Recreational Marijuana Off Florida’s 2020 Ballot

Garth A. Rose

MIAMI, Florida – Floridians anxious to join residents from 10 other states like Colorado and California where recreational use of marijuana is legal, will have to continue waiting, at least for another two years.

Make It Legal Florida, which took the initiative to place a constitutional amendment to legalize recreational marijuana on Florida’s November 2020 general election ballot, on Monday announced it was ending the initiative for this year. The group added that they will focus on the amendment being on the ballot in 2022.

The decision not to place the initiative on this year’s ballot had nothing to do with the potential of the initiative not securing the necessary votes to be included on the ballot, but rather because the time to get the required 766,200 signatures verified to place the constitutional amendment on the ballot was too short. Moreover, a Quinnipiac University Poll conducted in June 2019 found that 61 percent of Florida voters supported the sale of legal marijuana, while 65 percent agreed for adults to be allowed to possess small amounts of ganja for personal use.

According to reports, Nick Hansen, chairman of Make it Legal Florida, said the group gathered well over 700,000 of the needed signatures, but the signatures had to be submitted and verified by February 1, and meeting that deadline was deemed to be too narrow. Another indication of the public’s general support legalizing recreational marijuana is that Make It Legal Florida raised over $8.6 million to support its petition for signatures.

However, among some Caribbean-American residents in South Florida, particularly female residents over 50, the support for legalizing recreational marijuana is compromised. Residents like Janet Morrison of North Miami Beach, a Jamaican-American secretary with three adult sons, said they are not convinced “there is good sense” in making marijuana use legal. “Legalizing weed for medical purposes is cool. I have no problem with that. But I have seen the negative effects smoking weed has on people, including two of my sons, so I cannot support legalizing it for recreational purposes.”

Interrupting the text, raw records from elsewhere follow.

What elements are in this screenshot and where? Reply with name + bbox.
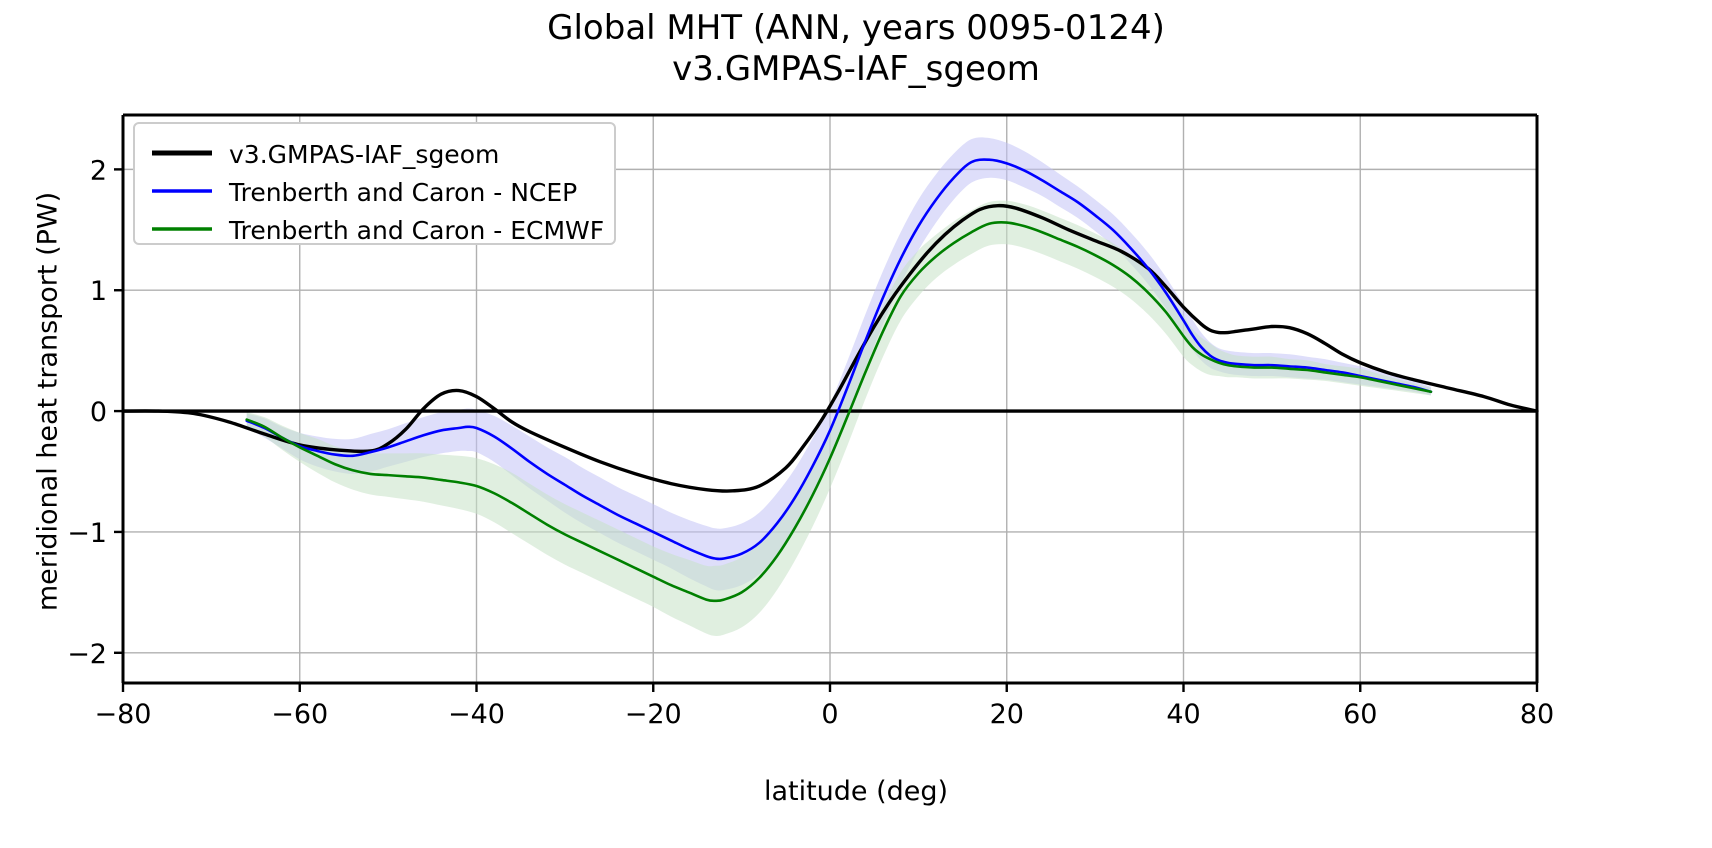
y-tick-label: −2 <box>67 639 107 670</box>
x-tick-label: 80 <box>1520 699 1554 730</box>
x-tick-label: 0 <box>821 699 838 730</box>
x-tick-label: 20 <box>990 699 1024 730</box>
y-tick-label: −1 <box>67 518 107 549</box>
figure-canvas: Global MHT (ANN, years 0095-0124) v3.GMP… <box>0 0 1712 848</box>
x-tick-label: −20 <box>625 699 682 730</box>
legend: v3.GMPAS-IAF_sgeomTrenberth and Caron - … <box>134 123 615 245</box>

On the other hand, 73-year-old, Antiguan-American, Johnny Mason, coincidentally a mason by trade, said he fully supports legalizing recreational marijuana. “I smoke weed every day, and mi nuh mad yet, and mi nuh pose no danger to anyone. Instead, the weed gives me a serene peace,” he told CNW.

In 2016, Florida voters approved an amendment which legalized the use of marijuana for medical purposes. Currently, 33 states have legalized medical marijuana.

For a Florida constitutional amendment to be approved it requires 60 percent of the votes cast in an election. Make it Legal Florida is confident of securing the required majority when the amendment is eventually placed on the ballot.

Another group, Regulate Florida, was also attempting to have a constitutional amendment to have Floridians grow and use recreational marijuana, but it earlier dropped its efforts, unable to secure the required signatures.

Recreational marijuana is currently legal in Colorado, Oregon, Washington, Nevada, Michigan, Vermont, Maine, California, Alaska and, as of January 1, in Illinois.

The initiative is set to be on the ballot this year in elections in Arizona, Arkansas, Idaho, Mississippi, Nebraska, New Jersey, North Dakota and South Dakota.

Meanwhile, there are initiatives underway in the Florida Legislature that could result in legalizing recreational marijuana. On Monday, Republican Sen. Jeff Brandes, St. Petersburg, filed a bill to make marijuana legal for use by adults, and according to reports, Democratic Rep Carlos Guillermo Smith, Orlando, filed a companion bill in the Florida House.